His cheeks stained redder and redder until Jesco feared he might burst. “Mrs. Naphates has many . . . friends. I believe she gives them to those whose company she finds most . . . entertaining.”
“Would this entertainment be of a sexual nature?” Scoth asked. It was the only reason that this man could be so embarrassed.
“Do not misunderstand: it is nothing improper! Her husband died of a heart attack weeks after their marriage long ago. He was very old; she was only in her early twenties then. A person has needs, man or woman, and she never remarried,” Phineus said in a rush. “She just has . . . more needs than most. But I will never believe that she is in any way involved in a murder! She is a lovely woman, very considerate, and she changed Naphates Mines that she inherited from her late husband for the better.”

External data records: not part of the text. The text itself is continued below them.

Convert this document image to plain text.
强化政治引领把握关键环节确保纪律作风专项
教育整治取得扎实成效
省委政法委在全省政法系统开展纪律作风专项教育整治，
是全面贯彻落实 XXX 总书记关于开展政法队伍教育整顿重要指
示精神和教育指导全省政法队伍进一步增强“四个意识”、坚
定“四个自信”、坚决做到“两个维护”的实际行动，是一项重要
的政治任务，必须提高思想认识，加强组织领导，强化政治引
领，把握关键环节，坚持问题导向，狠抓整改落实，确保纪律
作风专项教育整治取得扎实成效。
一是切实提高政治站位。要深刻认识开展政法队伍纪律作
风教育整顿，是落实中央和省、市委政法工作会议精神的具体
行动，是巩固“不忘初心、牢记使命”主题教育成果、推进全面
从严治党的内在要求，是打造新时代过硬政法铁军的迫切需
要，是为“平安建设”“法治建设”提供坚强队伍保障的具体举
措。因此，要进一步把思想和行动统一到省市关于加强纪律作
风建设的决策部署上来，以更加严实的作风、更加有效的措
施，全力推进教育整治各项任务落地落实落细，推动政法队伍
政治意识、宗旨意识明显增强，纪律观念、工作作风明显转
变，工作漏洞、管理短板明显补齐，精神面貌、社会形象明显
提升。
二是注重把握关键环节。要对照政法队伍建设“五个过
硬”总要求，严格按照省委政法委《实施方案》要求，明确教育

“You feel quite strongly about her,” Scoth said.
He nodded with sincerity. “All the mines were fighting every regulation the government tried to lay on them. People were dying but what did those rich men care? Why should they care as long as they got their money? She broke that wall and accepted the regulations. No little children put to work! Proper ventilation and roof support! Inspections twice a year! If the inspectors find something dangerous, she fixes it up lickity-split. And she pays good wages! A working man, a working woman, they can support their families on what they make and send their children to school. She came up from nothing, a family of miners, so she’s seen it from both sides. My family hails from that area, and people will fight for a chance to work for her. She’s fair as a summer day, and I don’t just mean in her looks.”
“Does she, perchance, have red hair?” Jesco asked.